Loss of SMN Impairs Osteoblast-Osteoclast Coupling via IGF1-Akt-OPG Axis in Spinal Muscular Atrophy.

Recent advancements in therapeutics have extended lifespan and improved neurodevelopmental outcomes in spinal muscular atrophy (SMA) patients, particularly with severe phenotypes. However, most patients fail to achieve normal motor function. Although structural bone defects and increased fracture susceptibility have been reported in both SMA patients and mouse models, the role of survival motor neuron (SMN) protein in bone homeostasis and therapeutic targets remains incompletely understood. To investigate the function of SMN in bone metabolism, a mild SMA mouse model and Smn1 conditional knockout mice in the myeloid lineage and mature osteoclasts were utilized. Bone architecture was assessed using micro-computed tomography (micro-CT), histological staining, and immunohistochemistry. RNA sequencing was performed to explore molecular mechanisms underlying skeletal defects. Primary bone marrow mesenchymal stem cells (BMSCs) and bone marrow-derived macrophages (BMMs) were differentiated into osteoblasts and osteoclasts, respectively, and co-cultured to evaluate SMN-dependent regulation of osteoblast-osteoclast interactions.

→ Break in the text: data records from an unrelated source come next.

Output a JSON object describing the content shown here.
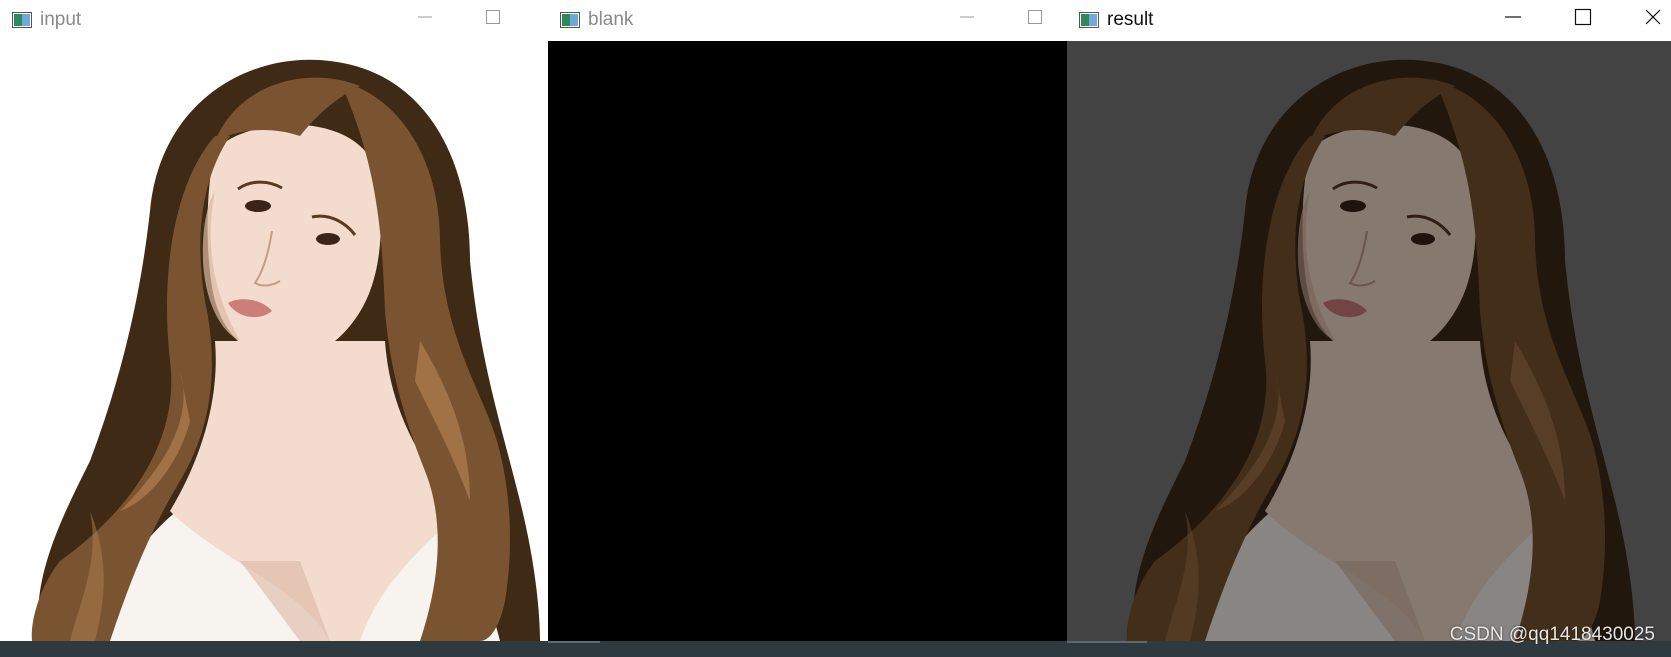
{
  "windows": [
    {
      "title": "input",
      "active": false,
      "content": "portrait",
      "background": "#ffffff",
      "dim": 0.0
    },
    {
      "title": "blank",
      "active": false,
      "content": "black",
      "background": "#000000"
    },
    {
      "title": "result",
      "active": true,
      "content": "portrait",
      "background": "#7b7b7b",
      "dim": 0.45
    }
  ],
  "icons": {
    "app": "image-window-icon",
    "minimize": "minimize-icon",
    "maximize": "maximize-icon",
    "close": "close-icon"
  },
  "colors": {
    "hair": "#7a5430",
    "hair_dark": "#3f2a16",
    "hair_light": "#b07f4f",
    "skin": "#f3dccd",
    "skin_shadow": "#dcb8a3",
    "dress": "#f7f3ef",
    "lips": "#cc7f7a",
    "taskbar": "#2f3a40"
  },
  "watermark": "CSDN @qq1418430025"
}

The therapeutic potential of exogenous osteoprotegerin (OPG) administration was further assessed. SMA mice exhibited significant bone mass reduction, characterized by impaired osteogenesis and increased osteoclastogenesis. However, in vitro experiments revealed suppressed osteoclast differentiation in BMMs from SMA mice, which was inconsistent with in vivo findings. Co-culture studies demonstrated that osteoclast hyperactivity in SMA mice resulted from decreased osteoblast-derived OPG, induced by local insulin-like growth factor 1 (IGF1) deficiency. Mechanistically, SMN depletion led to IGF1 downregulation, thereby suppressing PI3K-Akt signaling, reducing OPG expression, and ultimately disrupting osteoblast-osteoclast coupling. Administration of exogenous OPG effectively mitigated osteoclast differentiation and resorptive activity, indirectly promoting osteoblast function and partially restoring bone formation. These findings reveal that SMN protein loss caused IGF1 deficiency that inhibited the PI3K-Akt signaling pathway, leading to downregulation of OPG expression and disrupted osteoblast-osteoclast coupling. This study highlights the therapeutic potential of targeting OPG in SMA to alleviate skeletal complications and improve patient outcomes.